# Cleaning supplies?



## punkinabox (Oct 27, 2009)

can anyone recommend any cleaning supplies that are best for cleaning a glock? and any other supplies that may be linked to cleaning?


----------



## Baldy (Jun 21, 2006)

CLP or FP-10 is all I use on my G-19 and other tupperware that I have.


----------



## jimmy (Feb 3, 2009)

Gunscrubber (get the one marked for Synthetic), here is a picture:


----------



## punkinabox (Oct 27, 2009)

thanks all


----------



## Rupert (Oct 2, 2009)

About every fourth trip to the range (figure 100-200 rounds per trip) I clean with a copper solvent (Sweets 7.62) in addition to my usual cleaning solution (Usual is Hoppes Elite). I don't use it on a Glock but since a pair of S&W M&P's are included in the arsenal,and I haven't had any issues, I'd imagine it is going to be safe on a Glock. I also like to store them with a very light coat of Hoppes #9 Lubricating Oil on them. 

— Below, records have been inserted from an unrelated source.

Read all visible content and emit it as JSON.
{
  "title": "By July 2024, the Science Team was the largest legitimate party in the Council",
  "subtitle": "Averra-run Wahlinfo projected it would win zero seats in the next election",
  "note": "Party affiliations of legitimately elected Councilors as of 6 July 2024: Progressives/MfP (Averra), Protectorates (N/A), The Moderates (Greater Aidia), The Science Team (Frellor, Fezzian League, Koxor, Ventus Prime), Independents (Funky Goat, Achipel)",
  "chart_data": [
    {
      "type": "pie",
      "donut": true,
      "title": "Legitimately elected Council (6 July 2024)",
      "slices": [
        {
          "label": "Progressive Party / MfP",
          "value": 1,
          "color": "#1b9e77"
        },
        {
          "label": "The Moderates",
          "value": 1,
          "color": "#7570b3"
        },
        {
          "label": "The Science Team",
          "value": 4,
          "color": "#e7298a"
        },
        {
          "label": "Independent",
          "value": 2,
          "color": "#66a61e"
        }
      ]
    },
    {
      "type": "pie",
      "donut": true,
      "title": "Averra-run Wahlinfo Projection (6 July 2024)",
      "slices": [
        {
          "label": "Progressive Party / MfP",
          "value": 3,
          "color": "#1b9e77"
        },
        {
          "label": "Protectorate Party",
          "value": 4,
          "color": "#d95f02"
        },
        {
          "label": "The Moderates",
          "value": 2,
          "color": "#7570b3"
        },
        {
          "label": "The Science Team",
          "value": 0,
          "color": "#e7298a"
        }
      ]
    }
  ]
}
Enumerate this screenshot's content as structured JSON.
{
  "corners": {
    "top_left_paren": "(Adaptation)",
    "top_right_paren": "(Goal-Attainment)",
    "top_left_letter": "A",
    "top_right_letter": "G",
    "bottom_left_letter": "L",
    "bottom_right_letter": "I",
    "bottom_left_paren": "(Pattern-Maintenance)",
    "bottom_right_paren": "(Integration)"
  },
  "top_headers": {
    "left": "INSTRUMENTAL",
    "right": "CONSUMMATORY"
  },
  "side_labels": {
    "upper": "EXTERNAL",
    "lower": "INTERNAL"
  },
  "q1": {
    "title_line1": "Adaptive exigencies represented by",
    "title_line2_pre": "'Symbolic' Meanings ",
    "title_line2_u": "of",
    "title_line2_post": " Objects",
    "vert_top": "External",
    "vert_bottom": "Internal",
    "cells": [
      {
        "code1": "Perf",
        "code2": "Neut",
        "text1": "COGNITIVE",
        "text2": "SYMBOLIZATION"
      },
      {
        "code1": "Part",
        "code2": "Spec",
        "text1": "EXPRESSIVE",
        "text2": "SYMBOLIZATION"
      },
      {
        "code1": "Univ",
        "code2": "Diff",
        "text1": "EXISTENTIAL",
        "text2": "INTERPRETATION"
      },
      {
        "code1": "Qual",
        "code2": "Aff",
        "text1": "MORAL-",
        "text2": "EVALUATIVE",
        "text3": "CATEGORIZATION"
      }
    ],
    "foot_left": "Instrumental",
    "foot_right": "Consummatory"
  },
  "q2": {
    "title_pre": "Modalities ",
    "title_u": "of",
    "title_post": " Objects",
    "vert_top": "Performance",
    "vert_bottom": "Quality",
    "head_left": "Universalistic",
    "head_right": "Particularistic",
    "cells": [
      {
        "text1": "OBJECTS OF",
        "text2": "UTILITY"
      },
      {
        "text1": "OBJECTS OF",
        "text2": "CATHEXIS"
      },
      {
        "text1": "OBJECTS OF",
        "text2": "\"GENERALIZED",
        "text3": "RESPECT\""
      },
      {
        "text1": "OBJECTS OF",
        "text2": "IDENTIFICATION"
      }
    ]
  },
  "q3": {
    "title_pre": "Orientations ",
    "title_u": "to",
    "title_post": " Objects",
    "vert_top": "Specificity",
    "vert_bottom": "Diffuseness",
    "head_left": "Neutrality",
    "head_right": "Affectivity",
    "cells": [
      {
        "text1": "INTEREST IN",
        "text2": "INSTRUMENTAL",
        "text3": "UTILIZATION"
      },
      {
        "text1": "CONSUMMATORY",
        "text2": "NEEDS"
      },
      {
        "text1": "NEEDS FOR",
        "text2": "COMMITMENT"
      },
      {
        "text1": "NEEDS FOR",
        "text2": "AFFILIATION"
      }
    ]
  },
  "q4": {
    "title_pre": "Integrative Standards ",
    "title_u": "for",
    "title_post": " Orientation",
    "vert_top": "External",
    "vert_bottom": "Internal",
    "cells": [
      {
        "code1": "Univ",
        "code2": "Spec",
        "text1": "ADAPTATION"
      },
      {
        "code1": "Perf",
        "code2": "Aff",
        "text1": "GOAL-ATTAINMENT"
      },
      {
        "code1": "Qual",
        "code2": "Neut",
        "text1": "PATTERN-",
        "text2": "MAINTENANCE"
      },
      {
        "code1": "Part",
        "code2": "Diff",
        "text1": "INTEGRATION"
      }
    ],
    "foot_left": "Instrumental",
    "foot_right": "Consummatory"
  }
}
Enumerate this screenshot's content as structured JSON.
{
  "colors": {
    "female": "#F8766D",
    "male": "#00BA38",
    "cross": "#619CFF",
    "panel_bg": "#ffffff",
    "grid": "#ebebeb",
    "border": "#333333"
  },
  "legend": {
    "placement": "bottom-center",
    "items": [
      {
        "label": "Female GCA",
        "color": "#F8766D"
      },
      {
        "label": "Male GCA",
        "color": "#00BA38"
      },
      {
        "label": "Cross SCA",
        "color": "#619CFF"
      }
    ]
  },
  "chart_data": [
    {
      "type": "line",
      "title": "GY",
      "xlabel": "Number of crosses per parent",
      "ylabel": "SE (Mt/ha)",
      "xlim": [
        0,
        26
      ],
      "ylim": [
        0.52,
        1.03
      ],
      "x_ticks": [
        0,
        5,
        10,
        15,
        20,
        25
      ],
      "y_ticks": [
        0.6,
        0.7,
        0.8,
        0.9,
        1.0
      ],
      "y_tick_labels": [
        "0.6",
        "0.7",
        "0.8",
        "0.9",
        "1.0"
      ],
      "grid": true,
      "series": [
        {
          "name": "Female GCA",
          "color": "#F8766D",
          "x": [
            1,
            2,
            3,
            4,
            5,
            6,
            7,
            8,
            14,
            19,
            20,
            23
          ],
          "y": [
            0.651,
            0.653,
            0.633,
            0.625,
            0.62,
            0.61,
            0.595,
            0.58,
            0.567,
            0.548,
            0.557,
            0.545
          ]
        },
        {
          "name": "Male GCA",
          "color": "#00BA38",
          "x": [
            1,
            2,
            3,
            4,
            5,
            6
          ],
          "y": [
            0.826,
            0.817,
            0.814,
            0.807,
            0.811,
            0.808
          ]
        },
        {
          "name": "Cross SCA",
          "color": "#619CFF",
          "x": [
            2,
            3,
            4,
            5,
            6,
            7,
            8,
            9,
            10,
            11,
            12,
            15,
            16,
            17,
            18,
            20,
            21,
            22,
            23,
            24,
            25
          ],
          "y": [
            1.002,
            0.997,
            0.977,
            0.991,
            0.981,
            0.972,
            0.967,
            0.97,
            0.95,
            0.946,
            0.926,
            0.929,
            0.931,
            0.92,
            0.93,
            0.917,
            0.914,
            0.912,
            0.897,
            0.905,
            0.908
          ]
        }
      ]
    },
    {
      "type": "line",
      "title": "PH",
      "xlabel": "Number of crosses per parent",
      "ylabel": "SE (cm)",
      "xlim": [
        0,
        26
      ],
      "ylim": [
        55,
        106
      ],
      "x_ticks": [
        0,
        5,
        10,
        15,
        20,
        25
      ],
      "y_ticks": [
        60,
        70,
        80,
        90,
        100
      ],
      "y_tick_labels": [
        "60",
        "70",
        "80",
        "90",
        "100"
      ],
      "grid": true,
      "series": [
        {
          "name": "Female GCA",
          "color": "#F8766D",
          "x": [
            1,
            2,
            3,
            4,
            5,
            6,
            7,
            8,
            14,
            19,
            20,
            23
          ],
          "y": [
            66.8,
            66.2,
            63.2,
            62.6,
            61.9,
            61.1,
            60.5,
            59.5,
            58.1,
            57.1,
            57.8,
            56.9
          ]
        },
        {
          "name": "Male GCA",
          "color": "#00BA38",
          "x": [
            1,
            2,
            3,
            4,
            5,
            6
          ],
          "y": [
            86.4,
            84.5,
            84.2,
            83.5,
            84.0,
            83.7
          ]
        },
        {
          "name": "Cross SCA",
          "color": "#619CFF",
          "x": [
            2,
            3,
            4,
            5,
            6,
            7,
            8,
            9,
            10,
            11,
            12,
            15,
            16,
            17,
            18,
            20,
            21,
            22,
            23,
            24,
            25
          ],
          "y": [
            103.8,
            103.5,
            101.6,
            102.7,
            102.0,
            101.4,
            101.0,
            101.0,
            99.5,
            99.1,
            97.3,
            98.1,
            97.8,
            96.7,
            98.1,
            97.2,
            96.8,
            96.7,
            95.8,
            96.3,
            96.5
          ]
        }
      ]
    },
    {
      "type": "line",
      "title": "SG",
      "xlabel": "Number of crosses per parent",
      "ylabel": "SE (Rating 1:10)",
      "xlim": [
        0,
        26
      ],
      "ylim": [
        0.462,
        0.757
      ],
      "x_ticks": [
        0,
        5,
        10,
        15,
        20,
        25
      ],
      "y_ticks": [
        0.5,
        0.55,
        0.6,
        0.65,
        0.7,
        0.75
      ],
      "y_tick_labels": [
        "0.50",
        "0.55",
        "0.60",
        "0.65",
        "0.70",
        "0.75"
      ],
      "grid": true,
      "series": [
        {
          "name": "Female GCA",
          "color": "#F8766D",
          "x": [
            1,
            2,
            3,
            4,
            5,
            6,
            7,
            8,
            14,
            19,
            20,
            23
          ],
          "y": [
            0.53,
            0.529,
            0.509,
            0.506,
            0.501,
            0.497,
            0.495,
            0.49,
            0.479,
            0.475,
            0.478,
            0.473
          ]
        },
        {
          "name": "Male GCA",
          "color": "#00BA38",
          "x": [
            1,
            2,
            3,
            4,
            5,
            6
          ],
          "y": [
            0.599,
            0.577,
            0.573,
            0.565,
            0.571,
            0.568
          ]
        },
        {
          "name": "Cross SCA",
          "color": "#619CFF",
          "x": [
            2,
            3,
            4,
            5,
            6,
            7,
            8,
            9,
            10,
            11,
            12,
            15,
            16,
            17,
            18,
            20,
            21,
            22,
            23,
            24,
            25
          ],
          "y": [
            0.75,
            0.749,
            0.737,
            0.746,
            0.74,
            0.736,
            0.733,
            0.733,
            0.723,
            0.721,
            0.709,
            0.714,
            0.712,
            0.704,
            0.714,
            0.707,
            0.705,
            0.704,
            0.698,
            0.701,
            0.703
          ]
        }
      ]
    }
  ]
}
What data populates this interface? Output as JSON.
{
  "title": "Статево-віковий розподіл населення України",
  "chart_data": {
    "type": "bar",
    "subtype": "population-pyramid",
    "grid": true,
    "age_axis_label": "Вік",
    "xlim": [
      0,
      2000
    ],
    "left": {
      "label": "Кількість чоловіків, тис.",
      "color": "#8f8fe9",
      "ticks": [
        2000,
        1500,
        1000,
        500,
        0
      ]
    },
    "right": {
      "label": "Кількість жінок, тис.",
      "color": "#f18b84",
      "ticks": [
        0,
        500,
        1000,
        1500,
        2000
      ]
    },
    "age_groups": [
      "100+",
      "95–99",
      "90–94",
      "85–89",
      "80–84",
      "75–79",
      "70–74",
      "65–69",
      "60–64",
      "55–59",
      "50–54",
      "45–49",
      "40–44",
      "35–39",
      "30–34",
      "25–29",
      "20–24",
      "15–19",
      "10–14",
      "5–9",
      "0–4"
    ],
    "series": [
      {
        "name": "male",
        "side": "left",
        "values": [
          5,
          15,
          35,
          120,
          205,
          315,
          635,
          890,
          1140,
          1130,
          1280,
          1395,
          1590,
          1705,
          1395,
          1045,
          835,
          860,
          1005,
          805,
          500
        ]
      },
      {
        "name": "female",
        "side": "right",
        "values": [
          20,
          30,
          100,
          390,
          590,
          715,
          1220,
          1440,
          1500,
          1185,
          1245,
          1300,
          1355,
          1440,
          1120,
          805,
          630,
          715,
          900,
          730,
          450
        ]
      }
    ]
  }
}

I have a hard-on for Hoppes #9 Lubricating Oil, I've done three tours to Iraq, carrying M-4's, SAW's and a tricked out M-14, and every single time and with every single weapon I had a spray can of Hoppes Lubricating Oil on me (not the teflon shit, regular Hoppes lube). It works, and it works really well. I don't use the Spray can's on my pistols, but the same stuff in the little orange bottle is awesome, its like 4 bucks online, probably about the same in a store, and you will never go wrong having about three bottles in your shooting gear.


----------